The argument is that most of your services will be global-ish singletons, and so the details of which services are used from which other services are ceremony rather than business logic; if you've made a code change that means service A now calls service C instead of service B, you want the diff to be about the actual code change in A rather than the plumbing of where it's getting service C from. Since there are problems with language-level singletons (e.g. testability) you want to use plain objects passed to the constructor, but since 99.9% of the time the FooService is always going to be the FooServiceImpl, you don't want the trouble of explicitly wiring it all up yourself. I don't necessarily think Spring is worth it, but wiring by hand certainly does involve writing a lot of code that's more or less irrelevant to your actual business logic.

> At least tools (including IDE) can look for method calls, annotation strings not so much.

Actually one of the things that makes Spring almost tolerable is that IDEs generally do have integration with it, and so "find references" will work properly even for things that are reflectively instantiated by Spring.

(That only applies as long as your wiring is "static" though. With Spring Boot's conditional bean annotations all that goes out of the window and you have no hope of understanding where anything is coming from or where anything is used).

1 comments

I am not sold on the premise that plumbing code is bad or not business logic, being explicit is no trouble, it is part of the story.

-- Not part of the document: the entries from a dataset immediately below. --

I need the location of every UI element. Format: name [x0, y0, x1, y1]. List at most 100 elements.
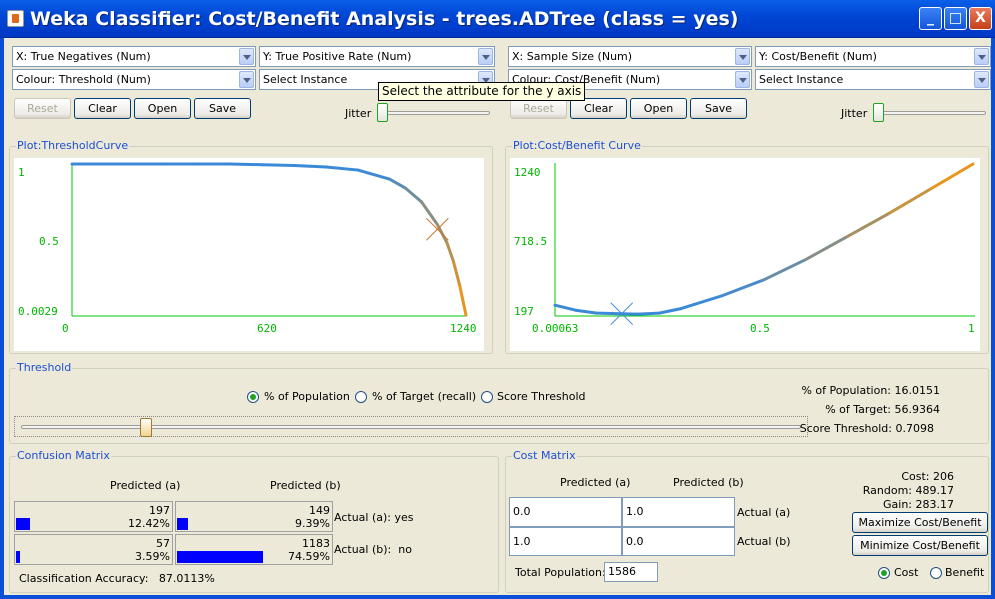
cell-bar — [16, 551, 20, 563]
y-tick-label: 1240 — [514, 166, 541, 179]
curve-segment — [720, 278, 766, 298]
curve-segment — [929, 162, 975, 191]
window-title: Weka Classifier: Cost/Benefit Analysis -… — [30, 8, 739, 30]
y-tick-label: 718.5 — [514, 235, 547, 248]
threshold-curve-plot[interactable]: 1 0.5 0.0029 0 620 1240 — [14, 158, 484, 351]
x-tick-label: 0.5 — [750, 322, 770, 335]
left-reset-button[interactable]: Reset — [14, 98, 71, 119]
confusion-cell-fp: 57 3.59% — [14, 534, 173, 565]
maximize-cost-benefit-button[interactable]: Maximize Cost/Benefit — [852, 512, 988, 533]
chevron-down-icon — [239, 71, 254, 88]
curve-segment — [451, 259, 462, 287]
radio-population[interactable] — [247, 391, 259, 403]
window-frame-right — [991, 38, 995, 599]
confusion-cell-tn: 1183 74.59% — [175, 534, 333, 565]
confusion-pred-b-header: Predicted (b) — [270, 479, 341, 492]
y-tick-label: 1 — [18, 166, 25, 179]
cost-cell-aa[interactable]: 0.0 — [509, 497, 622, 527]
stat-score-value: 0.7098 — [895, 422, 935, 435]
curve-segment — [261, 163, 296, 168]
right-y-axis-select[interactable]: Y: Cost/Benefit (Num) — [755, 46, 991, 67]
curve-segment — [762, 258, 808, 282]
curve-segment — [553, 303, 578, 312]
threshold-slider[interactable] — [14, 416, 808, 437]
chevron-down-icon — [735, 71, 750, 88]
minimize-button[interactable]: _ — [919, 7, 942, 30]
minimize-cost-benefit-button[interactable]: Minimize Cost/Benefit — [852, 535, 988, 556]
right-reset-button[interactable]: Reset — [510, 98, 567, 119]
cost-benefit-title: Plot:Cost/Benefit Curve — [512, 139, 642, 152]
radio-target[interactable] — [355, 391, 367, 403]
stat-target: % of Target: 56.9364 — [760, 403, 940, 416]
right-clear-button[interactable]: Clear — [570, 98, 627, 119]
cell-bar — [177, 518, 188, 530]
close-button[interactable]: X — [969, 7, 992, 30]
left-save-button[interactable]: Save — [194, 98, 251, 119]
total-population-label: Total Population: — [515, 566, 606, 579]
left-clear-button[interactable]: Clear — [74, 98, 131, 119]
x-tick-label: 0.00063 — [532, 322, 578, 335]
cost-cell-ba[interactable]: 1.0 — [509, 527, 622, 556]
right-select-instance[interactable]: Select Instance — [755, 69, 991, 90]
stat-target-label: % of Target: — [825, 403, 891, 416]
cost-pred-b-header: Predicted (b) — [673, 476, 744, 489]
curve-segment — [657, 307, 682, 315]
left-colour-select[interactable]: Colour: Threshold (Num) — [12, 69, 256, 90]
left-y-axis-value: Y: True Positive Rate (Num) — [263, 50, 412, 63]
threshold-slider-thumb[interactable] — [139, 418, 152, 437]
radio-benefit[interactable] — [930, 567, 942, 579]
confusion-matrix-title: Confusion Matrix — [16, 449, 111, 462]
chevron-down-icon — [478, 48, 493, 65]
radio-benefit-label[interactable]: Benefit — [945, 566, 984, 579]
right-jitter-label: Jitter — [841, 107, 868, 120]
curve-segment — [636, 311, 661, 316]
cost-cell-ab[interactable]: 1.0 — [622, 497, 735, 527]
left-jitter-thumb[interactable] — [377, 103, 388, 122]
cost-benefit-plot[interactable]: 1240 718.5 197 0.00063 0.5 1 — [510, 158, 980, 351]
cell-count: 149 — [309, 504, 330, 517]
left-jitter-track[interactable] — [378, 111, 490, 115]
cell-count: 197 — [149, 504, 170, 517]
right-x-axis-value: X: Sample Size (Num) — [512, 50, 633, 63]
right-jitter-track[interactable] — [874, 111, 986, 115]
y-axis-tooltip: Select the attribute for the y axis — [378, 82, 586, 101]
right-jitter-thumb[interactable] — [873, 103, 884, 122]
right-open-button[interactable]: Open — [630, 98, 687, 119]
radio-cost-label[interactable]: Cost — [894, 566, 918, 579]
y-tick-label: 0.5 — [39, 235, 59, 248]
left-open-button[interactable]: Open — [134, 98, 191, 119]
curve-segment — [292, 164, 328, 169]
left-jitter-label: Jitter — [345, 107, 372, 120]
window-frame-left — [0, 38, 4, 599]
radio-score[interactable] — [481, 391, 493, 403]
chevron-down-icon — [974, 48, 989, 65]
cell-percent: 12.42% — [128, 517, 170, 530]
weka-app-icon — [7, 10, 24, 27]
curve-segment — [678, 294, 724, 311]
curve-segment — [445, 241, 455, 263]
radio-target-label[interactable]: % of Target (recall) — [372, 390, 476, 403]
radio-cost[interactable] — [878, 567, 890, 579]
cost-actual-b: Actual (b) — [737, 535, 791, 548]
radio-population-label[interactable]: % of Population — [264, 390, 350, 403]
right-save-button[interactable]: Save — [690, 98, 747, 119]
random-value: Random: 489.17 — [862, 484, 954, 497]
right-x-axis-select[interactable]: X: Sample Size (Num) — [508, 46, 752, 67]
left-select-instance-value: Select Instance — [263, 73, 348, 86]
classification-accuracy: Classification Accuracy: 87.0113% — [19, 572, 215, 585]
stat-score: Score Threshold: 0.7098 — [760, 422, 934, 435]
total-population-field[interactable]: 1586 — [604, 562, 658, 582]
threshold-curve-title: Plot:ThresholdCurve — [16, 139, 130, 152]
confusion-cell-tp: 197 12.42% — [14, 501, 173, 532]
window-frame-bottom — [0, 595, 995, 599]
cell-percent: 9.39% — [295, 517, 330, 530]
threshold-slider-track[interactable] — [21, 425, 801, 429]
radio-score-label[interactable]: Score Threshold — [497, 390, 586, 403]
left-y-axis-select[interactable]: Y: True Positive Rate (Num) — [259, 46, 495, 67]
cell-percent: 3.59% — [135, 550, 170, 563]
threshold-marker — [426, 217, 449, 241]
cost-cell-bb[interactable]: 0.0 — [622, 527, 735, 556]
cell-count: 57 — [156, 537, 170, 550]
left-x-axis-select[interactable]: X: True Negatives (Num) — [12, 46, 256, 67]
maximize-button[interactable]: □ — [944, 7, 967, 30]
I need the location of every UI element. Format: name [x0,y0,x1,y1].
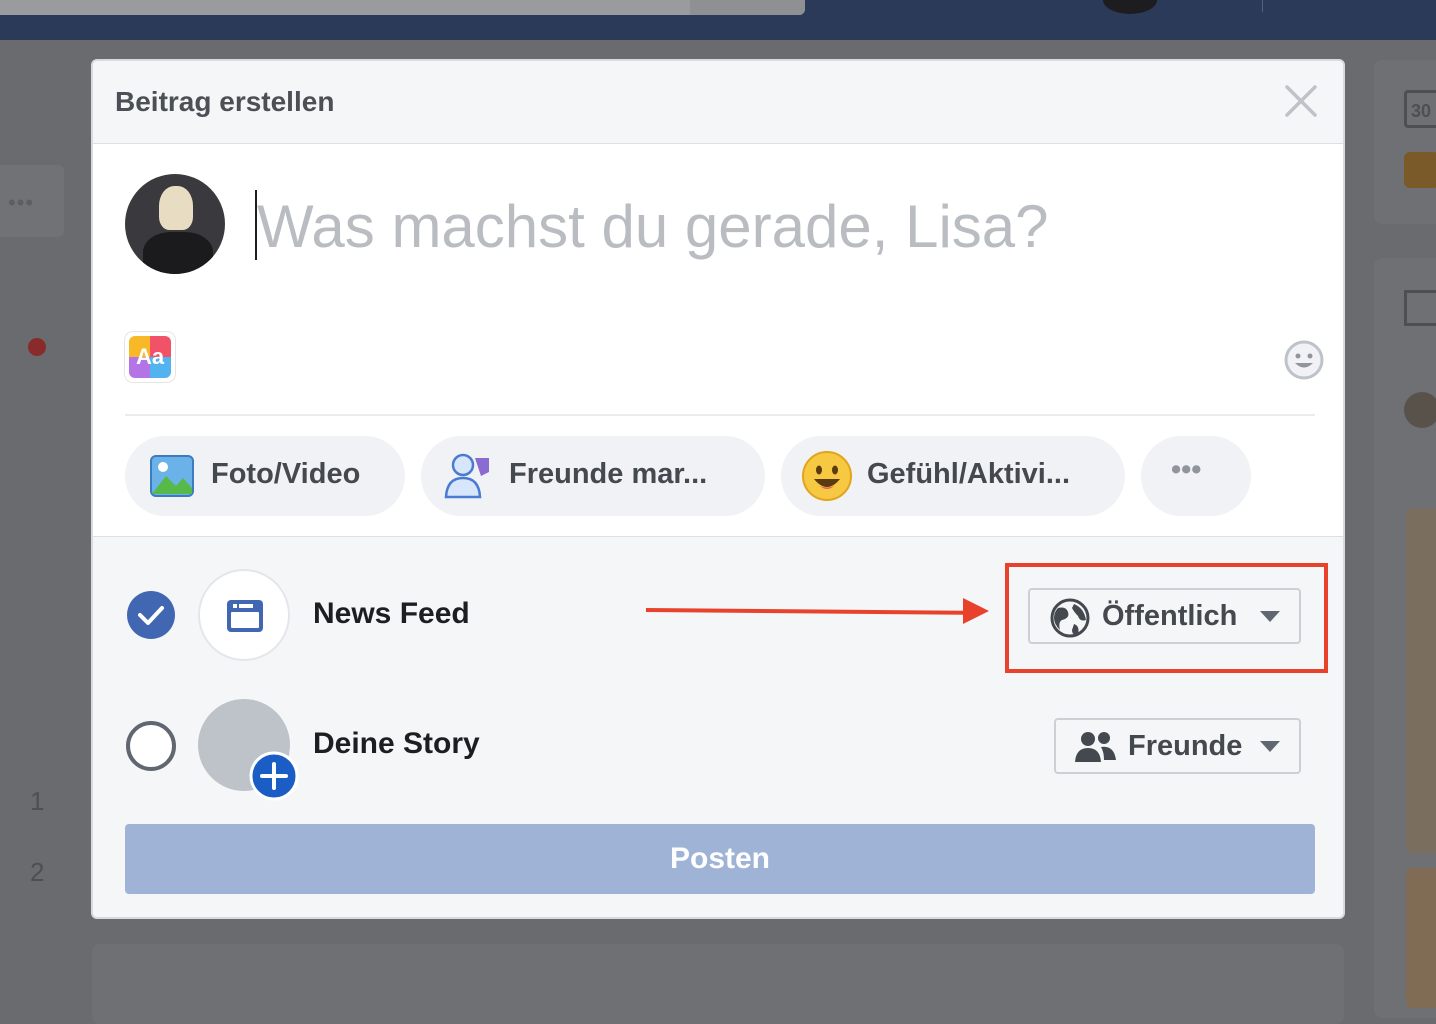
avatar-body [143,232,213,274]
profile-avatar[interactable] [1103,0,1157,14]
composer-divider [125,414,1315,416]
top-navigation-bar [0,0,1436,40]
audience-dropdown-friends[interactable]: Freunde [1054,718,1301,774]
nav-divider [1262,0,1263,12]
audience-friends-label: Freunde [1128,730,1243,762]
feeling-activity-button[interactable]: Gefühl/Aktivi... [781,436,1125,516]
feeling-emoji-icon [802,451,852,501]
dialog-title: Beitrag erstellen [115,86,335,117]
feeling-activity-label: Gefühl/Aktivi... [867,458,1071,490]
annotation-arrow [645,608,967,615]
list-number: 2 [30,857,45,887]
post-text-input[interactable] [255,188,1159,264]
news-feed-icon [227,600,263,632]
story-label: Deine Story [313,727,480,760]
photo-video-button[interactable]: Foto/Video [125,436,405,516]
stories-card [92,944,1344,1024]
composer-area: Aa Foto/Video Freunde mar... [93,144,1343,536]
calendar-icon[interactable]: 30 [1404,90,1436,128]
close-icon[interactable] [1283,83,1319,119]
add-story-icon[interactable] [249,751,299,801]
more-actions-button[interactable]: ••• [1141,436,1251,516]
photo-video-label: Foto/Video [211,458,361,490]
avatar-hair [159,186,193,230]
story-radio[interactable] [126,721,176,771]
tag-friends-label: Freunde mar... [509,458,708,490]
notification-dot [28,338,46,356]
contact-avatar[interactable] [1404,392,1436,428]
tag-friends-button[interactable]: Freunde mar... [421,436,765,516]
avatar [125,174,225,274]
more-icon: ••• [1171,454,1202,486]
news-feed-checkbox[interactable] [126,590,176,640]
annotation-arrow-head [963,598,989,624]
news-feed-label: News Feed [313,597,470,630]
sidebar-image [1406,868,1436,1008]
list-number: 1 [30,786,45,816]
friends-icon [1075,732,1116,762]
text-style-button[interactable]: Aa [125,332,175,382]
gift-icon[interactable] [1404,152,1436,188]
chevron-down-icon [1260,741,1280,752]
right-sidebar-card [1374,60,1436,224]
tag-friends-icon [444,453,489,499]
dialog-header: Beitrag erstellen [93,61,1343,144]
section-divider [93,536,1343,537]
search-bar[interactable] [0,0,805,15]
search-button[interactable] [690,0,805,15]
shop-icon[interactable] [1404,290,1436,326]
create-post-dialog: Beitrag erstellen Aa [91,59,1345,919]
photo-icon [150,455,194,497]
text-style-icon: Aa [129,336,171,378]
emoji-picker-icon[interactable] [1283,339,1325,381]
post-button[interactable]: Posten [125,824,1315,894]
sidebar-image [1406,508,1436,853]
more-options-icon[interactable]: ••• [8,190,34,216]
annotation-highlight-box [1005,563,1328,673]
news-feed-icon-circle [198,569,290,661]
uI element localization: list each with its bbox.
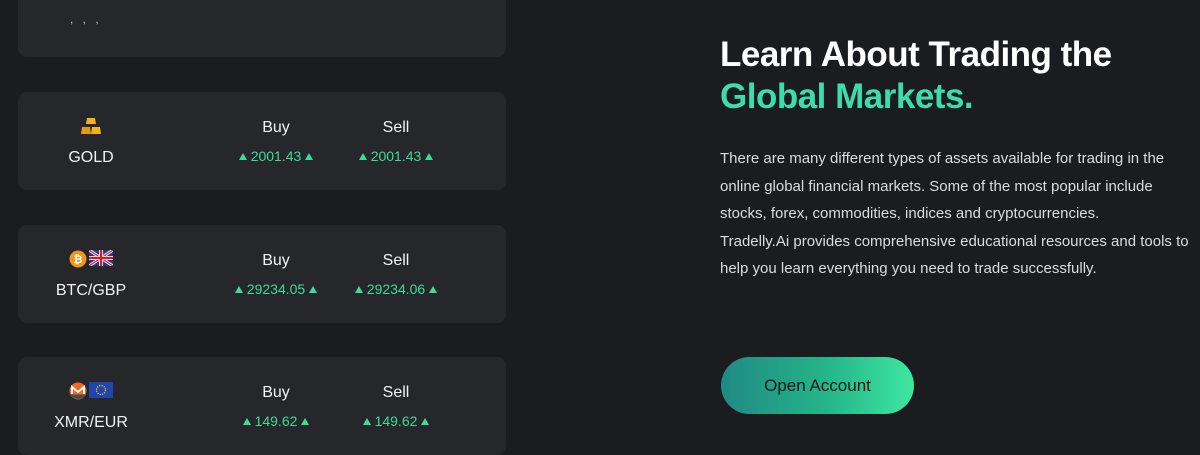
instrument-icons: [26, 117, 156, 140]
up-arrow-icon: [425, 153, 434, 160]
instrument-card-btc-gbp[interactable]: ₿ BTC/GBP Buy 29234.05 Sell 29234.06: [18, 225, 506, 323]
up-arrow-icon: [421, 418, 430, 425]
sell-label: Sell: [382, 119, 410, 136]
instrument-list: , , , GOLD Buy 2001.43 Sell 2001.43 ₿ BT…: [18, 0, 506, 455]
sell-price: 2001.43: [336, 148, 456, 164]
buy-price: 29234.05: [216, 281, 336, 297]
up-arrow-icon: [309, 286, 318, 293]
page-headline: Learn About Trading the Global Markets.: [720, 34, 1112, 118]
up-arrow-icon: [301, 418, 310, 425]
instrument-icons: ₿: [26, 248, 156, 273]
instrument-icons: [26, 382, 156, 405]
instrument-symbol: GOLD: [68, 149, 114, 166]
buy-price: 149.62: [216, 413, 336, 429]
headline-line-2-accent: Global Markets.: [720, 77, 974, 116]
monero-icon: [69, 382, 87, 405]
up-arrow-icon: [238, 153, 247, 160]
sell-price: 29234.06: [336, 281, 456, 297]
promo-description: There are many different types of assets…: [720, 145, 1200, 283]
up-arrow-icon: [429, 286, 438, 293]
sell-label: Sell: [382, 252, 410, 269]
buy-price: 2001.43: [216, 148, 336, 164]
svg-text:₿: ₿: [74, 254, 83, 266]
sell-price-value: 149.62: [374, 413, 418, 429]
buy-price-value: 149.62: [254, 413, 298, 429]
up-arrow-icon: [358, 153, 367, 160]
partial-card-text: , , ,: [70, 12, 102, 26]
sell-label: Sell: [382, 384, 410, 401]
instrument-card-gold[interactable]: GOLD Buy 2001.43 Sell 2001.43: [18, 92, 506, 190]
up-arrow-icon: [362, 418, 371, 425]
up-arrow-icon: [234, 286, 243, 293]
promo-paragraph-1: There are many different types of assets…: [720, 150, 1165, 222]
buy-label: Buy: [262, 252, 290, 269]
buy-label: Buy: [262, 119, 290, 136]
buy-price-value: 29234.05: [246, 281, 306, 297]
eu-flag-icon: [89, 382, 113, 405]
sell-price-value: 2001.43: [370, 148, 422, 164]
bitcoin-icon: ₿: [69, 250, 87, 273]
buy-label: Buy: [262, 384, 290, 401]
up-arrow-icon: [242, 418, 251, 425]
instrument-card-xmr-eur[interactable]: XMR/EUR Buy 149.62 Sell 149.62: [18, 357, 506, 455]
sell-price-value: 29234.06: [366, 281, 426, 297]
instrument-symbol: XMR/EUR: [54, 414, 128, 431]
gold-bars-icon: [80, 117, 102, 140]
headline-line-1: Learn About Trading the: [720, 35, 1112, 74]
up-arrow-icon: [305, 153, 314, 160]
uk-flag-icon: [88, 248, 114, 273]
open-account-button[interactable]: Open Account: [721, 357, 914, 414]
sell-price: 149.62: [336, 413, 456, 429]
promo-paragraph-2: Tradelly.Ai provides comprehensive educa…: [720, 232, 1189, 278]
up-arrow-icon: [354, 286, 363, 293]
buy-price-value: 2001.43: [250, 148, 302, 164]
instrument-card[interactable]: , , ,: [18, 0, 506, 57]
instrument-symbol: BTC/GBP: [55, 282, 127, 299]
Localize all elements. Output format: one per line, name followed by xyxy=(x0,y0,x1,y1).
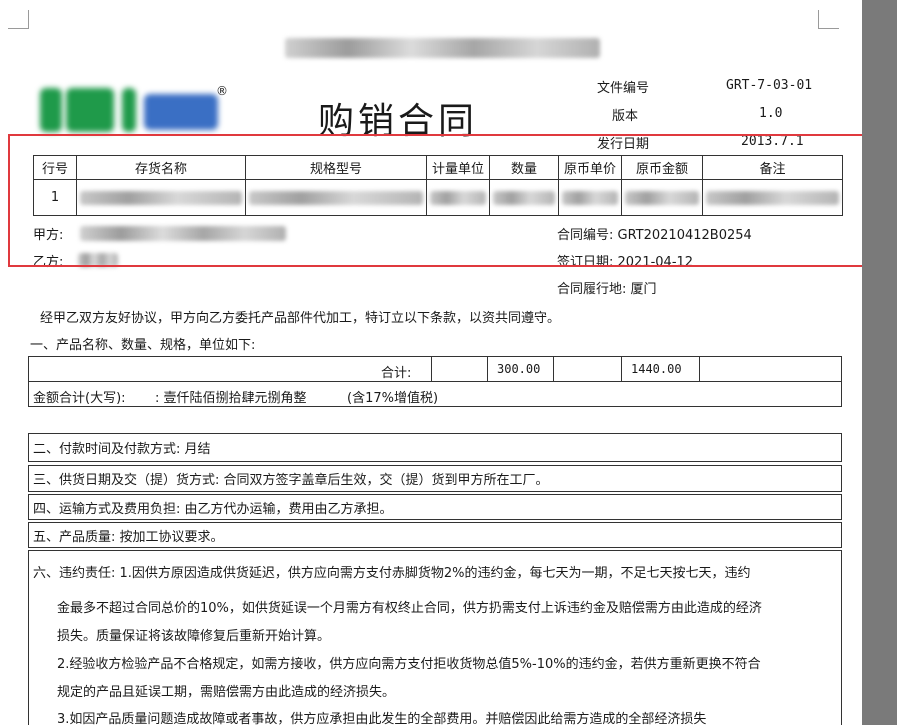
amount-in-words-row: 金额合计(大写): : 壹仟陆佰捌拾肆元捌角整 (含17%增值税) xyxy=(28,381,842,407)
registered-mark: ® xyxy=(216,84,228,98)
totals-quantity: 300.00 xyxy=(497,362,541,376)
term-delivery: 三、供货日期及交（提）货方式: 合同双方签字盖章后生效，交（提）货到甲方所在工厂… xyxy=(28,465,842,492)
term-payment: 二、付款时间及付款方式: 月结 xyxy=(28,433,842,462)
breach-line-3: 损失。质量保证将该故障修复后重新开始计算。 xyxy=(57,629,331,644)
company-logo xyxy=(40,88,220,132)
amount-words: : 壹仟陆佰捌拾肆元捌角整 xyxy=(155,391,307,406)
vertical-scrollbar[interactable] xyxy=(862,0,897,725)
document-page: ® 购销合同 文件编号 GRT-7-03-01 版本 1.0 发行日期 2013… xyxy=(0,0,876,727)
breach-line-2: 金最多不超过合同总价的10%，如供货延误一个月需方有权终止合同，供方扔需支付上诉… xyxy=(57,601,762,616)
tax-note: (含17%增值税) xyxy=(347,391,439,406)
company-name-redacted xyxy=(285,38,600,58)
totals-row: 合计: 300.00 1440.00 xyxy=(28,356,842,382)
crop-mark-top-right xyxy=(818,10,839,29)
totals-label: 合计: xyxy=(381,366,412,381)
totals-amount: 1440.00 xyxy=(631,362,682,376)
meta-value-file-no: GRT-7-03-01 xyxy=(726,78,813,93)
breach-line-1: 六、违约责任: 1.因供方原因造成供货延迟，供方应向需方支付赤脚货物2%的违约金… xyxy=(33,566,751,581)
section-1-title: 一、产品名称、数量、规格，单位如下: xyxy=(30,338,256,353)
meta-value-version: 1.0 xyxy=(759,106,783,121)
crop-mark-top-left xyxy=(8,10,29,29)
breach-line-4: 2.经验收方检验产品不合格规定，如需方接收，供方应向需方支付拒收货物总值5%-1… xyxy=(57,657,761,672)
term-breach-box: 六、违约责任: 1.因供方原因造成供货延迟，供方应向需方支付赤脚货物2%的违约金… xyxy=(28,550,842,727)
breach-line-5: 规定的产品且延误工期，需赔偿需方由此造成的经济损失。 xyxy=(57,685,396,700)
term-quality: 五、产品质量: 按加工协议要求。 xyxy=(28,522,842,548)
intro-text: 经甲乙双方友好协议，甲方向乙方委托产品部件代加工，特订立以下条款，以资共同遵守。 xyxy=(40,311,561,326)
meta-label-file-no: 文件编号 xyxy=(597,81,650,96)
amount-words-label: 金额合计(大写): xyxy=(33,391,126,406)
contract-place: 合同履行地: 厦门 xyxy=(557,282,657,297)
highlight-box xyxy=(8,134,876,267)
breach-line-6: 3.如因产品质量问题造成故障或者事故，供方应承担由此发生的全部费用。并赔偿因此给… xyxy=(57,712,707,727)
term-transport: 四、运输方式及费用负担: 由乙方代办运输，费用由乙方承担。 xyxy=(28,494,842,520)
meta-label-version: 版本 xyxy=(612,109,639,124)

How is writing a factory method worse than writing Spring configurations? Personally I prefer to write Java to Spring DSL.
The point is you don't have to write the Spring configuration (except in the rare cases where you need to override with something specific). Just mark each class's constructor as @Autowired, make an AnnotationConfiguredApplicationContext passing the list of all your classes, and you don't have to manually keep track of which services need which other services - Spring takes care of instantiating everything in order and passing dependencies into the things that need them.